Step 5: Integrating Steps 1-4 1. Situational Factors • Assuming you have done a careful, thorough job of reviewing the situational factors, how well are these factors reflected in the decisions you made about learning goals, feedback and assessment, learning activities?
• What potential conflicts can you identify that may cause problems?
• Are there any disconnects between your beliefs and values, the student characteristics, the specific or general context, or the nature of the subject in relation to the way you propose to run the course?
2. Learning Goals and Feedback & Assessment Issues to address include:
• How well do your assessment procedures address the full range of learning goals?
• Is the feedback giving students information about all the learning goals?
• Do the learning goals include helping the students learn how to assess their own performance?
3. Learning Goals and Teaching/Learning Activities • Do the learning activities effectively support all your learning goals?
• Are there extraneous activities that do not serve any major learning goal?
4. Teaching/Learning Activities and Feedback & Assessment
• How well does the feedback loop work to prepare students for understanding the criteria and standards that will be used to assess their performance?
• How well do the practice learning activities and the associated feedback opportunities prepare students for the eventual assessment activities?
A good tool for checking on integration, especially on Steps #2-4 above, is to use the Worksheet 1 on the following page. First, fill in a list of your learning goals for the course. If possible, have one for each kind of significant learning in the taxonomy. Second, for each major learning goal, identify how you would know whether students have achieved that kind of learning, i.e., what kind of feedback and assessment can you use? Third, again, for each major learning goal, identify what students will have to do to achieve that kind of learning. You will often find that the assessment and the learning activity are the same or very similar. But working through this exercise can be very valuable by ensuring that you in fact have specific kinds of assessment and learning activities for each of your learning goals and that you don’t just give “lip service” to them. After you finish your final check (below), then you can start the process of assembling these several activities into a coherent whole (Phase II, starting on p. 28).
Final Check and Review of INITIAL DESIGN PHASE.
A major benefit of this planning model is that it provides specific criteria for assessing the quality of course design. There are five primary criteria, four of which are illustrated by the highlighted areas of Figure 5 on the next page. It suggests that good course design meets the following criteria.
The basic design for this course is good if it includes…
1. In-Depth Analysis of Situational Factors It is based on a systematic review of all the major situational factors, in order to define the situational constraints and opportunities of the course.
2. Significant Learning Goals It includes learning goals focused on several kinds of significant learning, not just “understand-and-remember” kinds of learning.
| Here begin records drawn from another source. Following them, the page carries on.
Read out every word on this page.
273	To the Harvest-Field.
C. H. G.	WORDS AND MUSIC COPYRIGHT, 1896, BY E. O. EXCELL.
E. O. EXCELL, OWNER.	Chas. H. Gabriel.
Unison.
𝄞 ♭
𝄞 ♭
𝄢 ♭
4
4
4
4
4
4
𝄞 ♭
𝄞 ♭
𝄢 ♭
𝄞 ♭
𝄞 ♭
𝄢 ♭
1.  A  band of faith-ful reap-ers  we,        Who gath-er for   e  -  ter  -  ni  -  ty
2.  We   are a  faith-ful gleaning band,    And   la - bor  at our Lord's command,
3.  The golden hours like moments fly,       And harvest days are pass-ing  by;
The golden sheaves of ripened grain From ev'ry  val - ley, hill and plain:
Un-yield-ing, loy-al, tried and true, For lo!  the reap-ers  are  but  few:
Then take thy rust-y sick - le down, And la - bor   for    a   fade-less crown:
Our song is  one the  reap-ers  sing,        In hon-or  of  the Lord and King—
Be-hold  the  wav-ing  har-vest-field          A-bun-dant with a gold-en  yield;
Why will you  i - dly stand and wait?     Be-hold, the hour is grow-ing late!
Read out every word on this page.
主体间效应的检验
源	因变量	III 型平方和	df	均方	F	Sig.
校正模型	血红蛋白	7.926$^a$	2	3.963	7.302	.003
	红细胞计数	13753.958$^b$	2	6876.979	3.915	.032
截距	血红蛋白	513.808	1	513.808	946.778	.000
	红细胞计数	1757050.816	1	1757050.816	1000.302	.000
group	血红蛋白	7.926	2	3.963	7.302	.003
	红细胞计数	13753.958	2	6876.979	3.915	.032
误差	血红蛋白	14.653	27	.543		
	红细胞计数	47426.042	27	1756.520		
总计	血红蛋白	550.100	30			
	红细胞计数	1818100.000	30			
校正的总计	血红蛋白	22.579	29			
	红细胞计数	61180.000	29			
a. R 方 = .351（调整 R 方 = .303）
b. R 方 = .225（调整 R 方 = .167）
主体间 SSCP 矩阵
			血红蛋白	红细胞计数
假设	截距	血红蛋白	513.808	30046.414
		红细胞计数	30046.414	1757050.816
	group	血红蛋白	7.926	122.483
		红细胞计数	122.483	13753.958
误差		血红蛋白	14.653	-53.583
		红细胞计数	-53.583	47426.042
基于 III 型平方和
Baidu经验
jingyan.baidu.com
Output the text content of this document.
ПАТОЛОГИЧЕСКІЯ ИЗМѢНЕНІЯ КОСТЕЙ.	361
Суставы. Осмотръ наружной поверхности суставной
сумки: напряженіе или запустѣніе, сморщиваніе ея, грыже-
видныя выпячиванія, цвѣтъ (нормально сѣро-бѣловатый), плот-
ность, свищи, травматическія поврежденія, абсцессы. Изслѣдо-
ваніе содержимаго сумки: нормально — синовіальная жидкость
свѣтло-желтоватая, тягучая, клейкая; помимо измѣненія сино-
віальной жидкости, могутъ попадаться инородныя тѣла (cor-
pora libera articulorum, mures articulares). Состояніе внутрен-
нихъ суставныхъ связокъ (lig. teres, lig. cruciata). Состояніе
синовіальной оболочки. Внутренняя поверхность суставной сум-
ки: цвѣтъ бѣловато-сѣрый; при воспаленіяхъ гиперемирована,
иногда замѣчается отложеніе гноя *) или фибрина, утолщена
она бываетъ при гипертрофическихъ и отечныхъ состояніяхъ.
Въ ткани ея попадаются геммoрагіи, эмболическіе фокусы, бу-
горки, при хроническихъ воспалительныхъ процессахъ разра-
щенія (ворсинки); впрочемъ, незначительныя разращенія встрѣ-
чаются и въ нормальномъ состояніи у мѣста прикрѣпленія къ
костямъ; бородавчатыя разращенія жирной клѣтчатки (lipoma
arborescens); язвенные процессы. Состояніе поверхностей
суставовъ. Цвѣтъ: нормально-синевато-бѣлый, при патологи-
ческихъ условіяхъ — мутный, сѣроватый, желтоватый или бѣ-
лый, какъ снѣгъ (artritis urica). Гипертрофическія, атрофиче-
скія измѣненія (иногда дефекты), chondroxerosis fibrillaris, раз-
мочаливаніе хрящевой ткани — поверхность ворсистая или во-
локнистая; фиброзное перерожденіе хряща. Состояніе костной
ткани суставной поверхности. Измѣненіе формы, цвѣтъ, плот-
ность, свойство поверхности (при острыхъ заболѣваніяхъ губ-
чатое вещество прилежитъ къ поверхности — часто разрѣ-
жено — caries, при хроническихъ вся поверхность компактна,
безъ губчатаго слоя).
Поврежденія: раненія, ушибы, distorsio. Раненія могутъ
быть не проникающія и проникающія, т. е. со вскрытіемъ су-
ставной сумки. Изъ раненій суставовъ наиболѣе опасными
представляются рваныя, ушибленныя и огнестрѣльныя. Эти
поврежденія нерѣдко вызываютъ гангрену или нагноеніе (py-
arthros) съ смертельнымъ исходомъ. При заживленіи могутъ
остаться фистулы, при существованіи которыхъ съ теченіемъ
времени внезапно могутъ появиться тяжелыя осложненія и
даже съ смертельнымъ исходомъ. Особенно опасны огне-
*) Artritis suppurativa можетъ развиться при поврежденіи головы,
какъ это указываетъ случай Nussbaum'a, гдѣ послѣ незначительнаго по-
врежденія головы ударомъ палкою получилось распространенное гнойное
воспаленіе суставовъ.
3. Educative Feedback and Assessment It includes the components of educative assessment: forward-looking assessment, opportunities for students to engage in self-assessment, clear criteria and standards, and “FIDeLity” feedback. These allow the feedback and assessment to go beyond auditive assessment.
4. Active Teaching/Learning Activities It includes learning activities that engage students in active learning by incorporating powerful forms of experiential and reflective learning, as well as ways of getting basic information and ideas.
5. Integration/Alignment All the major components of the course are integrated (or aligned). That is, the situational factors, learning goals, feedback and assessment, and the teaching/learning activities all reflect and support each other.
If the course design rates “High” on each of these five criteria, then the basic components of good design are in place.